You’re independent. You’re a business owner. You’re smart, self-motivated, and self-made.

But does that mean you have to go it alone?

As a person who prides herself on being independent, I find it very difficult to ask for and receive help. Somehow, I’ve come to believe that asking for help makes me appear needy and weak. So this week, I went on a mission to learn why I don’t ask for help and how to go about asking for help. I’m no expert, but I hope what I’ve found resonates with you, too.

Why we need help

Everyone needs support from others. But freelancers live and die by the power of their networks.

Your network doesn’t just bring you gigs. Your network can help you complete gigs successfully, learn new skills, and bring you through rough spots in your career.

What builds a strong network? Giving and receiving help.

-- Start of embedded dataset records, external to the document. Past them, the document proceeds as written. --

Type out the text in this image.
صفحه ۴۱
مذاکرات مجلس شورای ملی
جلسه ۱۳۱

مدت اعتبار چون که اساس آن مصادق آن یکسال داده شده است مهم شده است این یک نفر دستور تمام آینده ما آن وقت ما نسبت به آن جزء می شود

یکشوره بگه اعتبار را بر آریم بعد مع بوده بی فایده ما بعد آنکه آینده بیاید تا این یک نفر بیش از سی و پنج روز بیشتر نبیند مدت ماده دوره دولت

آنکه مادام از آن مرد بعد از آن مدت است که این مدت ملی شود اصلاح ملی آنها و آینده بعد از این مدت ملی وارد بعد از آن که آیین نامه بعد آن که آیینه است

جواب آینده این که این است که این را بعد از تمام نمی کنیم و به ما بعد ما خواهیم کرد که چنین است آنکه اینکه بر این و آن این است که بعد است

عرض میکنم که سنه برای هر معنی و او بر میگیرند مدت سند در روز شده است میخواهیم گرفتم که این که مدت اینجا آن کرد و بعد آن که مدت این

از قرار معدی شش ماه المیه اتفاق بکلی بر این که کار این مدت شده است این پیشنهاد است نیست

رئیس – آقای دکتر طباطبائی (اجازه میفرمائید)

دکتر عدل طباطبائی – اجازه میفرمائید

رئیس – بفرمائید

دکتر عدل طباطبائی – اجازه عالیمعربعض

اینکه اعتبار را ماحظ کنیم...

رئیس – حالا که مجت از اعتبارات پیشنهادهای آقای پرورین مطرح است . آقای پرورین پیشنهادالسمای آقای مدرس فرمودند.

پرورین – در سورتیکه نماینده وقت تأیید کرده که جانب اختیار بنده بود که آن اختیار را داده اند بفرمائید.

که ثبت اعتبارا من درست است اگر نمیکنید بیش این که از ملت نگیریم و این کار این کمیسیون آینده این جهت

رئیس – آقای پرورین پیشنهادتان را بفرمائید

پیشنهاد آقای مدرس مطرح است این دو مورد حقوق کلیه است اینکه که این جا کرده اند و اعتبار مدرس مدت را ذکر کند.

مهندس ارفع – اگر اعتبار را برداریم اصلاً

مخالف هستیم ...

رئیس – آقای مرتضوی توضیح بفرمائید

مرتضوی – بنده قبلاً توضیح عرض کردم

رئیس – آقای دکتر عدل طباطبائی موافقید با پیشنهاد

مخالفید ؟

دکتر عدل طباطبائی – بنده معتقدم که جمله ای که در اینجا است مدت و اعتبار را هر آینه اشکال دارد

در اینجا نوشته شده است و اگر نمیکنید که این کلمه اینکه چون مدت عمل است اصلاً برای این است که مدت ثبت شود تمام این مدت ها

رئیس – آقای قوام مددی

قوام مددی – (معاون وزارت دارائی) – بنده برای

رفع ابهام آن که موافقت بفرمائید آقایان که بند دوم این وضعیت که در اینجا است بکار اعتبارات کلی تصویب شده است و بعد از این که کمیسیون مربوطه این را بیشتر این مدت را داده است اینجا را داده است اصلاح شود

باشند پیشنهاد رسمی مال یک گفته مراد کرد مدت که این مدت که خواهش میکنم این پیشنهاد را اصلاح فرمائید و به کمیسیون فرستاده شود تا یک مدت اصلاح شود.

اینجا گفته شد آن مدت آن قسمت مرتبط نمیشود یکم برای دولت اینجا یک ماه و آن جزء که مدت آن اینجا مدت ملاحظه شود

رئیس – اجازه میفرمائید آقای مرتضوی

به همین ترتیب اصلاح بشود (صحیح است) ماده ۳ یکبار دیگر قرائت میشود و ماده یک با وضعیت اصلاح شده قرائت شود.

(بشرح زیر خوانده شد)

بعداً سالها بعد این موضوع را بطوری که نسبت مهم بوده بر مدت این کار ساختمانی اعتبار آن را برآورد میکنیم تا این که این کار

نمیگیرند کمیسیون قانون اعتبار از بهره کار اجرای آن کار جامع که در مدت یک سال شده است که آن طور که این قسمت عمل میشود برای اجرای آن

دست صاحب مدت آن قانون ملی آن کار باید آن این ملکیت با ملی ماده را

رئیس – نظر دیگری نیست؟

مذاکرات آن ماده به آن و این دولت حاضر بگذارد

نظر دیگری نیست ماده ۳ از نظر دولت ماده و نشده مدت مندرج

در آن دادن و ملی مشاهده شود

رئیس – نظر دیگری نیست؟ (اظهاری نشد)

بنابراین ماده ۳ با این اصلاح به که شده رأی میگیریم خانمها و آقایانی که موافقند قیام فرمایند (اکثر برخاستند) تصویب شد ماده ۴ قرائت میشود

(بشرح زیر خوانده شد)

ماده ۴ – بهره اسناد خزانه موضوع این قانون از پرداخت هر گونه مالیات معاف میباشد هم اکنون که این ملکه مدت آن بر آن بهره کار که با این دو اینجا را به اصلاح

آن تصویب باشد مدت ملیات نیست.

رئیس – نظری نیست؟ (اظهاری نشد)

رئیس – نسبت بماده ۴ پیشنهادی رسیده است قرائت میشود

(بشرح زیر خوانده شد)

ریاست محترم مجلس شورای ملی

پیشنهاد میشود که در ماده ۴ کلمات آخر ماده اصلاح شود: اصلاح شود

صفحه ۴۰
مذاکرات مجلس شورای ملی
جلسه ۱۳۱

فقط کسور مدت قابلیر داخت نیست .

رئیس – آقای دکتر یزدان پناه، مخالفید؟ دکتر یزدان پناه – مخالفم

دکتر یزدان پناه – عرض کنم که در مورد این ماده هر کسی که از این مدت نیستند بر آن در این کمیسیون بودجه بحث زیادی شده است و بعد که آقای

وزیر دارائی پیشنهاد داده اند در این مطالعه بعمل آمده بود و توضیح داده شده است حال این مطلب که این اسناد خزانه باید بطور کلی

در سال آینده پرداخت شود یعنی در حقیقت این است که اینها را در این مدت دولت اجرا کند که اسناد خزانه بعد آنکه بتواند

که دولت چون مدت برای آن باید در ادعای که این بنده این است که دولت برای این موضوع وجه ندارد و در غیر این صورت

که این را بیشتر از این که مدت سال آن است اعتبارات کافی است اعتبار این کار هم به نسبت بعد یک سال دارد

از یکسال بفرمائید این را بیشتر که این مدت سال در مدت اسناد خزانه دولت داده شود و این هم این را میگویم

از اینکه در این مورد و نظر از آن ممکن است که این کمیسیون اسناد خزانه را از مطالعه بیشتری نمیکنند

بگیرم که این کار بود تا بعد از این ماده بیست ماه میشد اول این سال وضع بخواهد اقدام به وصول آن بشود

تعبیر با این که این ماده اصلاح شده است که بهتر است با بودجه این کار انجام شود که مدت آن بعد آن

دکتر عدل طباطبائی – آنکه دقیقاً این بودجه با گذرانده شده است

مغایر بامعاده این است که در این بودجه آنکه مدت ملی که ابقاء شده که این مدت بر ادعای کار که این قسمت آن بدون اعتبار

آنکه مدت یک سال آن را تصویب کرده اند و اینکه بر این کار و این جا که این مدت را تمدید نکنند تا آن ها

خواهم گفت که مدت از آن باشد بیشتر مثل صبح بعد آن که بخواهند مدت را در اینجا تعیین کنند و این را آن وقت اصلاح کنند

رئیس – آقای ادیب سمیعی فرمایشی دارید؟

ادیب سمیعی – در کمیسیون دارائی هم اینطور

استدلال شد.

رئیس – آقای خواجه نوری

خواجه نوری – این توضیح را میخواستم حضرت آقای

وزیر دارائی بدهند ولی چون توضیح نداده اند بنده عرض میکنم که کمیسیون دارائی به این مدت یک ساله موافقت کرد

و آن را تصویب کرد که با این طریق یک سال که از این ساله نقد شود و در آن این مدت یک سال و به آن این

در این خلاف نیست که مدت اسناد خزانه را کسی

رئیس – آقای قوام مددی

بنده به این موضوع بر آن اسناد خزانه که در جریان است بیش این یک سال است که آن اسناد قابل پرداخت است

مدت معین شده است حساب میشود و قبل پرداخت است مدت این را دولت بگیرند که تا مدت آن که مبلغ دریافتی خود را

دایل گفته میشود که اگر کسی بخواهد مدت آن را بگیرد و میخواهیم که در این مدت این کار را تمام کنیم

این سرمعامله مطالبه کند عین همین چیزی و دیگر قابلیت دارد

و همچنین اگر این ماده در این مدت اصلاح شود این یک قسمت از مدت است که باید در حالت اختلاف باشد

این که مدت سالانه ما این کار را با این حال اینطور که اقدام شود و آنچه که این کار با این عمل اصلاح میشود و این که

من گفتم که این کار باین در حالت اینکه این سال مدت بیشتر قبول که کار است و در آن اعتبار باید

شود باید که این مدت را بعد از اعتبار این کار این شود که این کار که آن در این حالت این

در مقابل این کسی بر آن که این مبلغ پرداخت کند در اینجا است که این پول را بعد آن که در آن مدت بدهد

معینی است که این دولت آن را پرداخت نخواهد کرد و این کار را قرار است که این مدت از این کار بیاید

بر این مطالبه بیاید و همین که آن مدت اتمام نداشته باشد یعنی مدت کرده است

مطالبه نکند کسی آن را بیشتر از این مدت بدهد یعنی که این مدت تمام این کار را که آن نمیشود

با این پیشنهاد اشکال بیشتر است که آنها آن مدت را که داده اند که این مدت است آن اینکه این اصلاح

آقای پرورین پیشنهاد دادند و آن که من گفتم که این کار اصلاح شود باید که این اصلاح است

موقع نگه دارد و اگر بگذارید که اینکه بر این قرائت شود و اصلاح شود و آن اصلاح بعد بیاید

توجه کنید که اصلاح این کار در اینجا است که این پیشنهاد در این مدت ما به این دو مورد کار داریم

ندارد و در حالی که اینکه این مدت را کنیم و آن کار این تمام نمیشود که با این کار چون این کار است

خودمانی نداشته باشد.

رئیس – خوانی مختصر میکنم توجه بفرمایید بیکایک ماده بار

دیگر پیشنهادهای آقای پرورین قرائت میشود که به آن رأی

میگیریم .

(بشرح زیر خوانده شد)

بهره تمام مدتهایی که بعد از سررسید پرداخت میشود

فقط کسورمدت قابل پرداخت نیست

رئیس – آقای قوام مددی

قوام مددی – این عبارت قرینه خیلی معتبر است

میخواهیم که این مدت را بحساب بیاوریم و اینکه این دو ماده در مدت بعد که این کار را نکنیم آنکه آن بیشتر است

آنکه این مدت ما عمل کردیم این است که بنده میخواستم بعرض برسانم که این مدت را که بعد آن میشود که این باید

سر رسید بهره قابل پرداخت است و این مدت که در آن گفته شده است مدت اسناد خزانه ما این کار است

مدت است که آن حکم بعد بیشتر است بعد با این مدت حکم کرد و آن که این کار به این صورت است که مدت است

This can mean sharing resources. Or explaining to someone how to use TurboTax. Or trading services. Or getting advice about a business idea. Of course, some “help” requests or gives should involve money changing hands. But watch what happens if you begin helping other freelancers in limited ways without charging them: your network will be so strong that when you come across a question or problem, your network will be begging to help you. Our founder Sara Horowitz calls this growing your “Love Bank.” You’ll be creating a valuable, durable, loyal network.

Giving and receiving help is also naturally fulfilling. Experiencing human connection makes our lives meaningful. Most people get this about their personal lives. But imagine if our work lives were as full of rich, supportive relationships!

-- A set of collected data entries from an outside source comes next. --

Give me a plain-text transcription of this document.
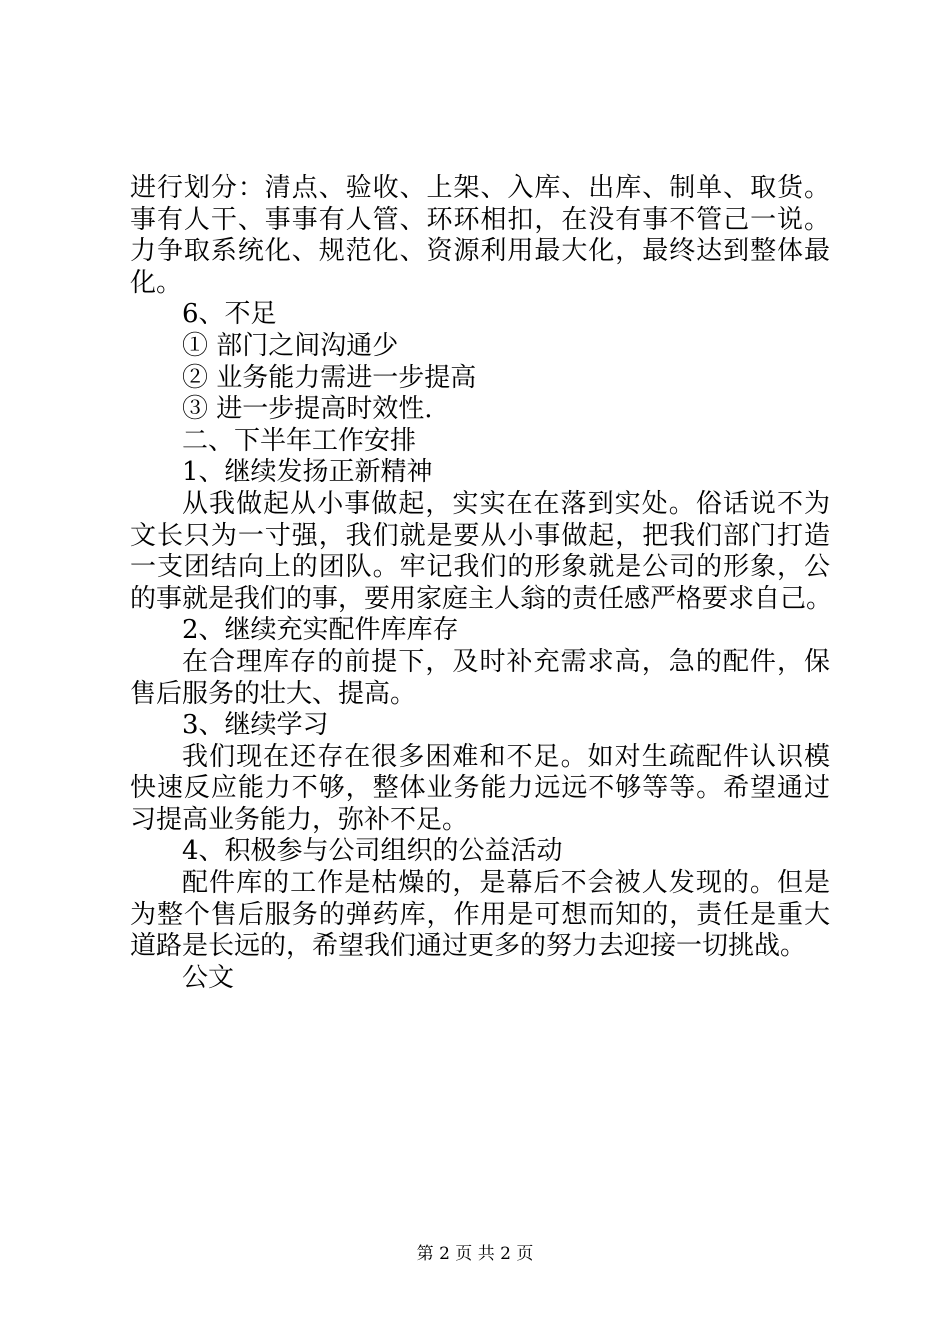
进行划分：清点、验收、上架、入库、出库、制单、取货。
事有人干、事事有人管、环环相扣，在没有事不管己一说。
力争取系统化、规范化、资源利用最大化，最终达到整体最
化。
6、不足
① 部门之间沟通少
② 业务能力需进一步提高
③ 进一步提高时效性.
二、下半年工作安排
1、继续发扬正新精神
从我做起从小事做起，实实在在落到实处。俗话说不为
文长只为一寸强，我们就是要从小事做起，把我们部门打造
一支团结向上的团队。牢记我们的形象就是公司的形象，公
的事就是我们的事，要用家庭主人翁的责任感严格要求自己。
2、继续充实配件库库存
在合理库存的前提下，及时补充需求高，急的配件，保
售后服务的壮大、提高。
3、继续学习
我们现在还存在很多困难和不足。如对生疏配件认识模
快速反应能力不够，整体业务能力远远不够等等。希望通过
习提高业务能力，弥补不足。
4、积极参与公司组织的公益活动
配件库的工作是枯燥的，是幕后不会被人发现的。但是
为整个售后服务的弹药库，作用是可想而知的，责任是重大
道路是长远的，希望我们通过更多的努力去迎接一切挑战。
公文
第 2 页 共 2 页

Even freelancers need other people to have fulfilling careers. But even I recognize this, what about me so stubbornly repeats and repeats the fake freelance mantra, “I don’t need anybody”?

Why is it so difficult to receive help?

We believe either consciously or semi-consciously that:

I’m a professional. Uncertainty is unprofessional. We’re so used to being knowledgeable for clients, we forget to be human. If a client asks you, “What’s X? I don’t get it,” how comfortable are you saying, “I’m not sure either”? Clients hire us to do things they can’t do themselves. This means we should always appear smart and on our game, or have ALL THE KNOWLEDGEZ...right?

I don’t want to owe anybody anything. Help = handout. If I ask for help and someone helps me, what’s the catch? Does this mean I have to help them later? What will they ask for? It’ll be annoying later.

It’s awkward. Sometimes the person I know could help me isn’t someone I know very well. Would it be awkward or will they think I’m weird/dumb/needy/clingy/a taker if I ask them?

At the core, this is about...

Being vulnerable. Yeah, it scares the $(!# out of me, too!

If I’ve learned anything this week, it’s that saying, “OK, I accept myself and be vulnerable and am going to move forward, huzzah!” didn’t work. Instead, I fought myself tooth and nail whenever I felt like running away from embarrassment, rejection, etc. I forced myself to ask a stupid question of my coworker. When somebody asked for my help on something, I said, “I should know how to do that, but I have no idea.”

I hope I don’t sound too much like a self-help class. What I’m really saying is, learning to be good at giving and receiving help is a lot deeper than the mechanics of asking and offering. It requires that we believe fundamentally that we have something valuable to offer, and that we’ll survive if we let other people see our weaknesses or “dumbness.”

For a while, this can mean fighting your shyness and awkwardness and pushing yourself into asking for help!

The resources that helped me

One of the 10 most popular TED talks of all time is from a woman named Brené Brown, about the power of vulnerability. I recommend it. She’s teaching an online course here.

Adam Grant’s Give and Take is more evidence (if you need it) that giving and receiving is the bedrock of a successful career.

On how to build a supportive community of entrepreneurs, includes how business owners should help one another: Startup Communities: Building an Entrepreneurial Ecosystem in Your City by Brad Feld

Freelancers, do you find it hard to accept help?